2017-02-06



Picanha, a.k.a. garlic sirloin, one of Anne’s favorite bites of the night.

Each year my wife Anne and I have indulged our own special Super Bowl tradition: while the rest of the world is watching football and swapping snacks and beers with best friends and chatting about The Sports, the two of us have dinner at a fancy restaurant we’ve never tried before. Between 6 p.m. and 10 p.m., anyplace without a large-screen TV is usually deserted and totally ours for the taking.

The last few years have also seen Super Bowl Sunday coincide with a local event called Devour Downtown, in which dozens of upscale establishments in downtown Indianapolis offer a limited-time sort of blue-plate special that allows plebes like us to come in and sample their cuisine from a specially selected discount menu. It’s still a bit pricier than five-dollar footlongs, but in our experience the quality has always been immeasurably higher, no matter where we’ve gone. This year the event was merged with several others of its kind, expanded citywide, and renamed Devour Indy.
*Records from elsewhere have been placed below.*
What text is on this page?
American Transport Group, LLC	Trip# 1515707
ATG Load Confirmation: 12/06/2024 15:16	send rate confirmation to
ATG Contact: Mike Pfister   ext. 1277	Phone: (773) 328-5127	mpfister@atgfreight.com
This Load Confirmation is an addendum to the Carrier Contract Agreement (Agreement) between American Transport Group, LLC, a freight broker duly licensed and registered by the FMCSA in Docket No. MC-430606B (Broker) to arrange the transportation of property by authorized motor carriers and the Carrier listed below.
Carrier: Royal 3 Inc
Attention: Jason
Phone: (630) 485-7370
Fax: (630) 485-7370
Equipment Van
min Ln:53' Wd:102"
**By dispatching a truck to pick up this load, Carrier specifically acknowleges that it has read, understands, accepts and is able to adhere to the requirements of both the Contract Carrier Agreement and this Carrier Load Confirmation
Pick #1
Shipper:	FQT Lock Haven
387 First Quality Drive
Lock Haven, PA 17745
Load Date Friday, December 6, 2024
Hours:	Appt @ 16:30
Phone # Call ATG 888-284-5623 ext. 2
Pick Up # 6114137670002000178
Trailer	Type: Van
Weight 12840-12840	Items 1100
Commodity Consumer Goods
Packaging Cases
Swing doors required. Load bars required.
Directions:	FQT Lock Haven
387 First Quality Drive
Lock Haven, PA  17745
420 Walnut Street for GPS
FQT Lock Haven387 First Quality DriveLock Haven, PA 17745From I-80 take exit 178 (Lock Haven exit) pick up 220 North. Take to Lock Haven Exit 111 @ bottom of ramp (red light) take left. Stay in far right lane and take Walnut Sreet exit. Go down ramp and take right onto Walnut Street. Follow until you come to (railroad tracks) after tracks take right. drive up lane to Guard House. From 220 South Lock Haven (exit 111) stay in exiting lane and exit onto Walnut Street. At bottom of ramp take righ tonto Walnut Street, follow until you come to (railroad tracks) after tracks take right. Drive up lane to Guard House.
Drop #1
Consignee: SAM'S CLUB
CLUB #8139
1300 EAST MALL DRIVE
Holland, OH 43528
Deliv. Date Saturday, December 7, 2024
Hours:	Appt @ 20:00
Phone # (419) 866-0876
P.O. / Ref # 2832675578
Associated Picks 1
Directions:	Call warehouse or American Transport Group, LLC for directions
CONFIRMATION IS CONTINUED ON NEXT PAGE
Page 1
We ended up heading downtown anyway, but it’s nice to know we’ll have more compass options in the years ahead.

Tonight’s feature presentation: Fogo de Chao, a Brazilian steakhouse with over two dozen American locations in addition to their flagships back home. For one solid price that was more than we would ever dream of paying for non-special occasions, their Devour Indy special offered a buffet of fancy unlimited appetizers, while the waiters approached every table with a few unlimited side dishes and numerous small yet unlimited meat portions all prepared in the Brazilian way, by which I mean they were made of meat. Good enough for us.

While you’re still watching or recovering from your big Super Bowl party and any deleterious overtime side effects, please enjoy the photo gallery of smorgasbord samples, and then feel free to go back to your sports and politics. Or not. Far be it from me to force you, honestly. You can join us over here in time-out corner with the other conversational dropouts if you’d like. We have meat!



Random appetizers I tossed together with abandon included shaved cheese from one of those giant, authentic cheese wheels; mozzarella caprese salad; fancy chicken salad; tabbouleh; and feijoada, a black bean stew I was supposed to serve myself on rice. I decided my feijoada should go commando.



Sides included crispy polenta, caramelized bananas, and competent mashed potatoes shoved into the background as punishment for the crime of Being Ordinary.

Anne enjoyed a bowl of butternut squash soup made with coconut milk and handily shaming every bowl of tomato soup we’ve ever touched.

Once we eliminated the non-meats, the first waiter we saw armed with a giant skewer brought Costela de Porco — pork rib, slow-roasted and marinated.

Linguica is an upscale term for this slow-roasted pork sausage that’s meant to contain a “Ç”, but I can’t locate its lowercase counterpart in the Character Map.

Fraldinha (bottom sirloin) was the largest chunk held at our table, but the waiter merely sliced off modest portions for each of us rather than leaving all 20-odd ounces for our indulgence.

Two dishes not appearing in the Devour Indy listing: chicken in beer, brandy and paprika (my favorite bite); and porkchop marinated in citrus-orange and white wine.

Lombo — parmesan crusted pork loin — was one of the more overtly decorated dishes.

Dessert was included with our meals, thankfully in sensible portions that would not make us explode after all that meat. My chocolate mousse cake was more about chocolate than about sweetness, which is fine by me, but Anne’s key lime pie was more picturesque.

By the time we left a little before 7:30, the place was half-empty as diners rushed home to see the Atlanta Falcons take advantage of that early 28-3 killer lead.

…and then we all went home and died. Some of us from overeating, other from being Falcons fans. The End.